Tiempo después, Hemiun sacó a Oltyx a la arena, haciéndole pelear como gladiador hasta verlo morir. Mientras tanto, no se están dando cuenta de que una horda invasora del Imperio de la Humanidad está comenzando a aterrizar en el planeta. En ese momento, aparece Djoseras en la sala del trono acabando con Hemiun y sus gladiadores, Oltyx recobra las particiones de su mente y les ofrece libertad como seres independientes, y Djoseras se une para pelear por lo que queda del reino en contra de los humanos, pero manteniendo su lealtad al rey, a pesar de que sea un ghoul. Comenzaron por reunir a todo el ejército y las tropas que no habían caído en la maldición para luego defender su planeta de las tropas imperiales que lo invadían. Sin embargo, la horda invasora con sus Space Marines era demasiado para ellos, y Djoseras cayó en combate.

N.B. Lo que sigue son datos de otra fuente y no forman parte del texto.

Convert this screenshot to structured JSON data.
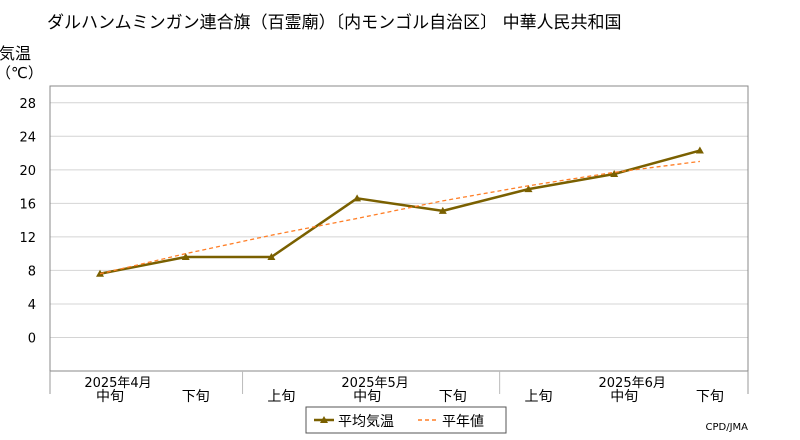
{
  "chart_data": {
    "type": "line",
    "title": "ダルハンムミンガン連合旗（百霊廟）〔内モンゴル自治区〕 中華人民共和国",
    "ylabel": "気温",
    "yunit": "（℃）",
    "ylim": [
      -4,
      30
    ],
    "yticks": [
      0,
      4,
      8,
      12,
      16,
      20,
      24,
      28
    ],
    "grid": true,
    "x_sub_labels": [
      "中旬",
      "下旬",
      "上旬",
      "中旬",
      "下旬",
      "上旬",
      "中旬",
      "下旬"
    ],
    "x_month_labels": [
      {
        "label": "2025年4月",
        "index": 0
      },
      {
        "label": "2025年5月",
        "index": 3
      },
      {
        "label": "2025年6月",
        "index": 6
      }
    ],
    "series": [
      {
        "name": "平均気温",
        "color": "#7a6000",
        "values": [
          7.6,
          9.6,
          9.6,
          16.6,
          15.1,
          17.7,
          19.5,
          22.3
        ]
      },
      {
        "name": "平年値",
        "color": "#ff7f27",
        "values": [
          7.6,
          10.0,
          12.2,
          14.2,
          16.3,
          18.1,
          19.7,
          21.0
        ]
      }
    ],
    "legend_position": "bottom-center",
    "source": "CPD/JMA"
  }
}
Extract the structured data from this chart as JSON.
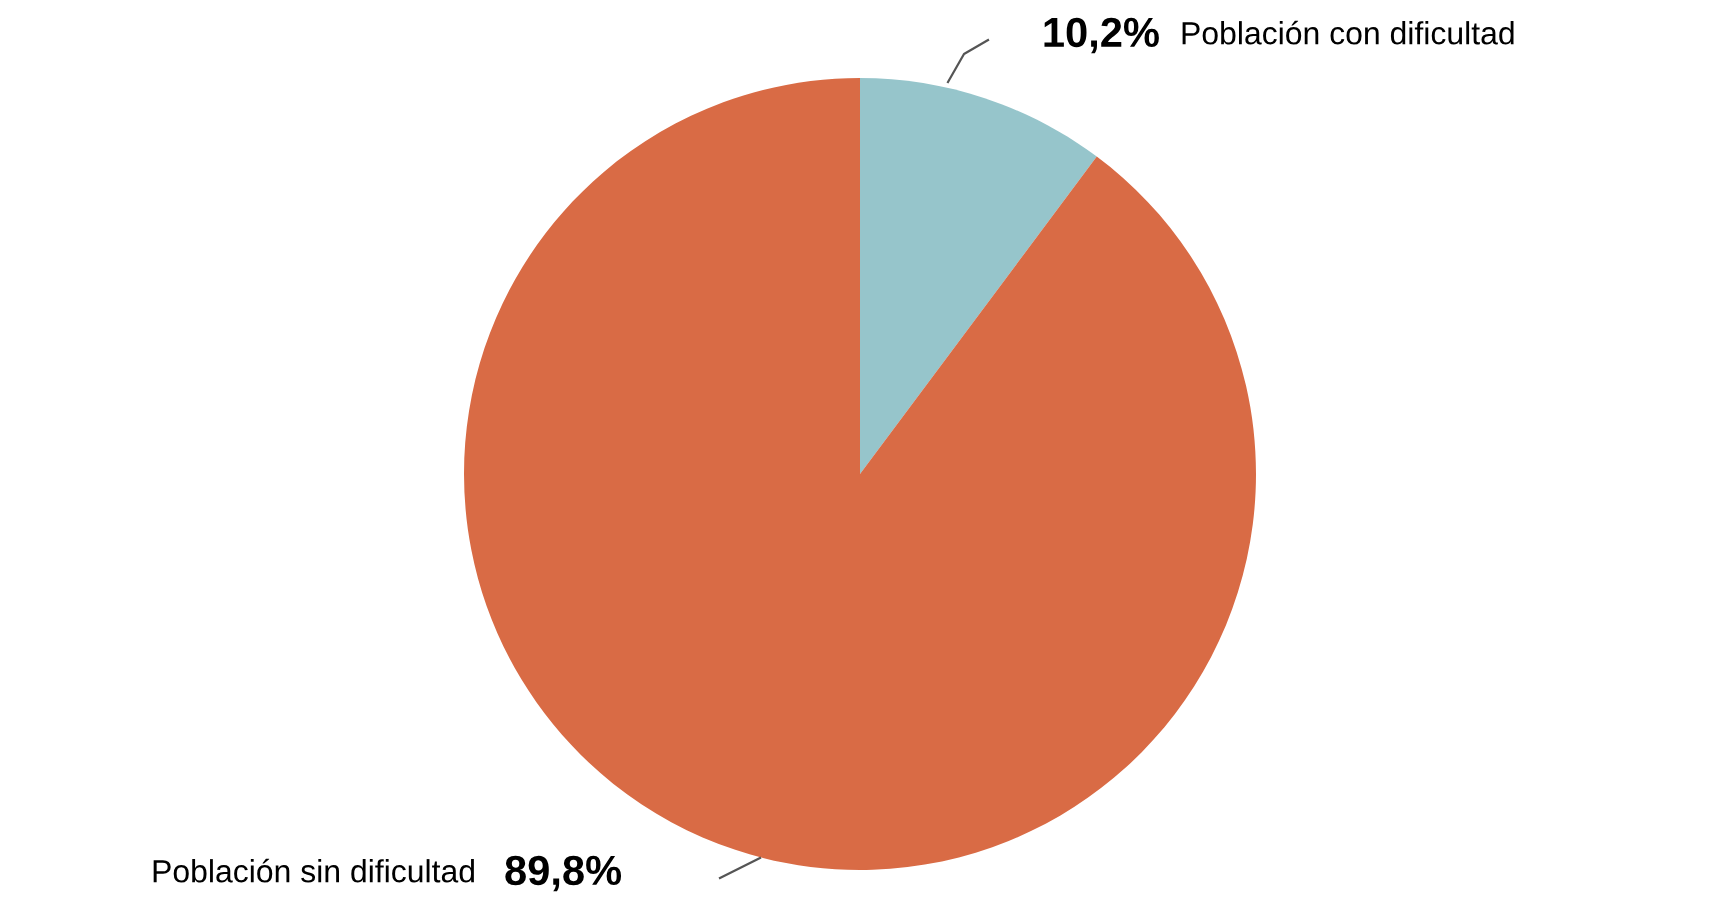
{
  "chart_data": {
    "type": "pie",
    "categories": [
      "Población con dificultad",
      "Población sin dificultad"
    ],
    "values": [
      10.2,
      89.8
    ],
    "value_labels": [
      "10,2%",
      "89,8%"
    ],
    "colors": [
      "#96c5cb",
      "#d96b45"
    ]
  }
}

Djoseras había preparado una nave de evacuación y le pidió a Oltyx que la abordara. Y de esa manera se despiden tutor y pupilo, en medio de la batalla, con un Djoseras agonizante y Oltyx dispuesto a no decepcionar a su maestro. Por primera y última vez, Oltyx abrazó a Djoseras y se despidió. Mientras alcanzaba la nave para evacuar, Oltyx recibe dos sorpresas más. La primera es la voz de Yenekh desde su nave el Akrops, buscándole para huír juntos. La segunda es el rey Unnas, a quien se encuentra en su inmundicia con su guardia real. Pero los soldados han llegado al límite de su fidelidad a su rey y juran lealtad a Oltyx, quien acaba con Unnas de una sola estocada y se lleva a la guardia del rey junto a él, siendo ahora el sucesor heredero y rey de los Ithakas. Y así, Oltyx y Yenekh junto a la guardia real huyeron juntos de la flota imperial, no sin antes lanzar un pulso destructor que acabó con la necrópolis junto a sus invasores.